Bij de zeer betrekkelijke vrijheid welke Van Beinum heden geniet in Het Gebouw, is het hem gelukt twee dirigenten op ons podium te brengen die zonder zijn wens hier stellig nooit waren verschenen. De eerste is Jan Felderhof, die een symphonie dirigeerde van eigen maaksel. Zij had wegens haar eentonigheid, wegens een duidelijke machteloosheid om te zeggen wat hij bedoelde, of wat de hoorder boeien kon, niet veel belang. Van Beinum, dertig jaar geleden, componeerde ook een symphonie, die beter is en die hij achterbaks hield. Maar als dirigent van zijn eigen mislukt product toonde Jan Felderhof een kwasi natuurlijke behendigheid in het leiden van een orkest. Het zou zonder twijfel de moeite en de kosten lonen om te weten wat hij waard kan zijn als vertolker van de meesters die hij tot voorbeeld koos. Men gunne hem deze kans.
De tweede was Paul Hupperts, de dirigent van het Utrechts Orkest, aan wie vorig jaar, bij het jubileum van de K.R.O., door de directeur der N.V. Het Concertgebouw de gunst geweigerd werd om Van Beinum te vervangen. J'appelle un chat un chat et Rolet un fripon, zoals Boileau zei. Aan het hoofd van ons Amsterdams orkest bewees Hupperts een uitstekend technicus te zijn. Ik heb bij hem geen enkel der hinderlijke feilen bemerkt welke ik te horen kreeg van een Süsskind, van een Markewitsj, van verscheidene anderen die zich sparen en die de laatste jaren voor duur geld en zonder artistieke voldoening hun staf of hun hand zwaaiden over ons Orkest. Geen der instrumentalisten die de wenken van Hupperts te volgen kregen, zal mij dat kunnen tegenspreken. Alles was technisch in orde. Wat het uiterlijk gezicht der muziek betreft, mankeert Hupperts niets. Zijn innerlijk gezicht op een compositie, en ook de techniek daarvan, kan hij in weinig tijd verwerven door een samenzijn met Van Beinum, die hem onmerkbaar leren zou wat hij nu nog niet weet: Dat tweede gezicht op een compositie, de heimelijke betekenis der geschreven noten.

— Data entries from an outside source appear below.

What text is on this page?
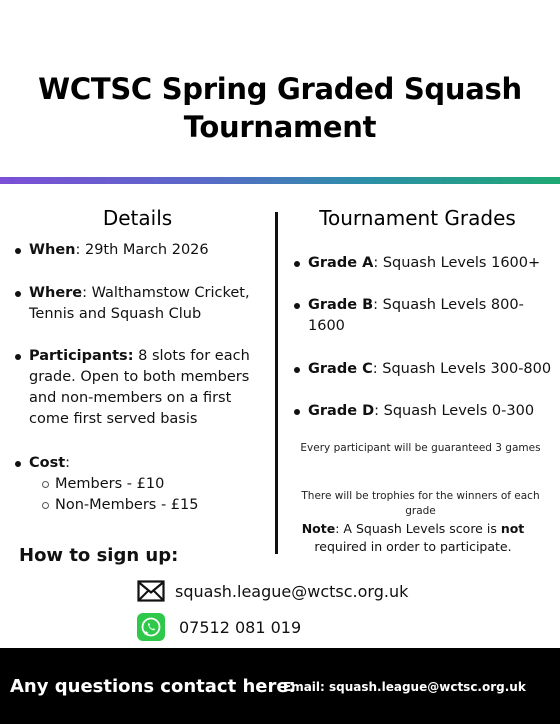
WCTSC Spring Graded Squash
Tournament
Details	Tournament Grades
When: 29th March 2026
Where: Walthamstow Cricket, Tennis and Squash Club
Participants: 8 slots for each grade. Open to both members and non-members on a first come first served basis
Cost:
Members - £10
Non-Members - £15
Grade A: Squash Levels 1600+
Grade B: Squash Levels 800-1600
Grade C: Squash Levels 300-800
Grade D: Squash Levels 0-300
Every participant will be guaranteed 3 games
There will be trophies for the winners of each grade
Note: A Squash Levels score is not required in order to participate.
How to sign up:
squash.league@wctsc.org.uk
07512 081 019
Any questions contact here:
Email: squash.league@wctsc.org.uk
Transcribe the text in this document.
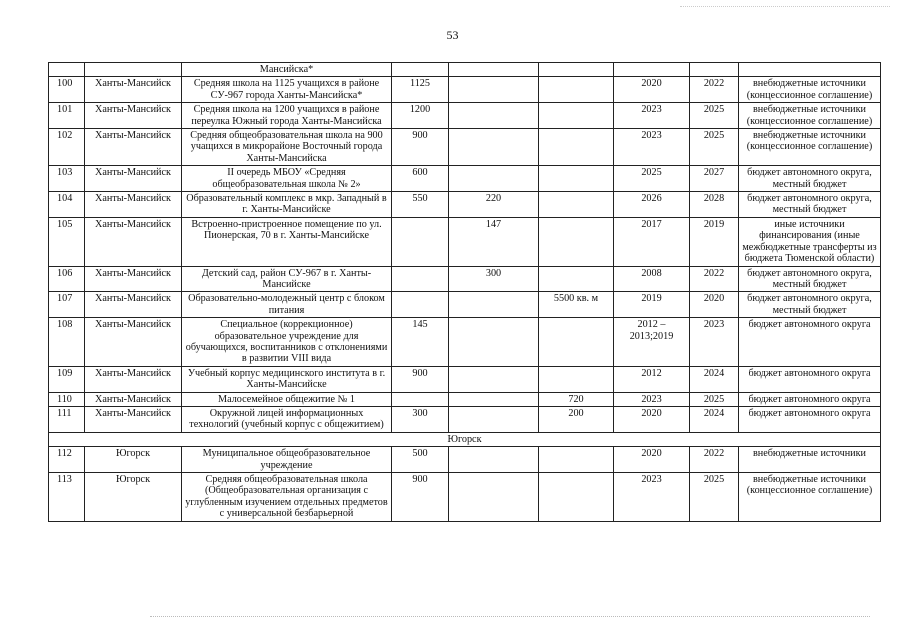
53
		Мансийска*						
100	Ханты-Мансийск	Средняя школа на 1125 учащихся в районе СУ-967 города Ханты-Мансийска*	1125			2020	2022	внебюджетные источники (концессионное соглашение)
101	Ханты-Мансийск	Средняя школа на 1200 учащихся в районе переулка Южный города Ханты-Мансийска	1200			2023	2025	внебюджетные источники (концессионное соглашение)
102	Ханты-Мансийск	Средняя общеобразовательная школа на 900 учащихся в микрорайоне Восточный города Ханты-Мансийска	900			2023	2025	внебюджетные источники (концессионное соглашение)
103	Ханты-Мансийск	II очередь МБОУ «Средняя общеобразовательная школа № 2»	600			2025	2027	бюджет автономного округа, местный бюджет
104	Ханты-Мансийск	Образовательный комплекс в мкр. Западный в г. Ханты-Мансийске	550	220		2026	2028	бюджет автономного округа, местный бюджет
105	Ханты-Мансийск	Встроенно-пристроенное помещение по ул. Пионерская, 70 в г. Ханты-Мансийске		147		2017	2019	иные источники финансирования (иные межбюджетные трансферты из бюджета Тюменской области)
106	Ханты-Мансийск	Детский сад, район СУ-967 в г. Ханты-Мансийске		300		2008	2022	бюджет автономного округа, местный бюджет
107	Ханты-Мансийск	Образовательно-молодежный центр с блоком питания			5500 кв. м	2019	2020	бюджет автономного округа, местный бюджет
108	Ханты-Мансийск	Специальное (коррекционное) образовательное учреждение для обучающихся, воспитанников с отклонениями в развитии VIII вида	145			2012 – 2013;2019	2023	бюджет автономного округа
109	Ханты-Мансийск	Учебный корпус медицинского института в г. Ханты-Мансийске	900			2012	2024	бюджет автономного округа
110	Ханты-Мансийск	Малосемейное общежитие № 1			720	2023	2025	бюджет автономного округа
111	Ханты-Мансийск	Окружной лицей информационных технологий (учебный корпус с общежитием)	300		200	2020	2024	бюджет автономного округа
Югорск								
112	Югорск	Муниципальное общеобразовательное учреждение	500			2020	2022	внебюджетные источники
113	Югорск	Средняя общеобразовательная школа (Общеобразовательная организация с углубленным изучением отдельных предметов с универсальной безбарьерной	900			2023	2025	внебюджетные источники (концессионное соглашение)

Gij ziet hoe eenvoudig alles zou kunnen zijn. Van Beinum was dezelfde in de Oberon van Weber, de Phantastische van Berlioz, de symphonieën van Haydn, Mozart, Brahms; in het door Willem Noske prachtig gespeelde, zelden gehoorde Concertstuk voor viool van Henriette Bosmans, in het even romantische concert voor piano van Rachmaninoff waar Johan van den Boogert zijn eerste worp gegund en zijn eerste triomf geschonken werd door een Amsterdams gehoor.
Laat Van Beinum dirigeren zoveel hij kan. Maar moedig hem niet aan, verhinder hem om zich te verteren. En denk af en toe aan wat er hier zou zijn als hij er niet meer ware.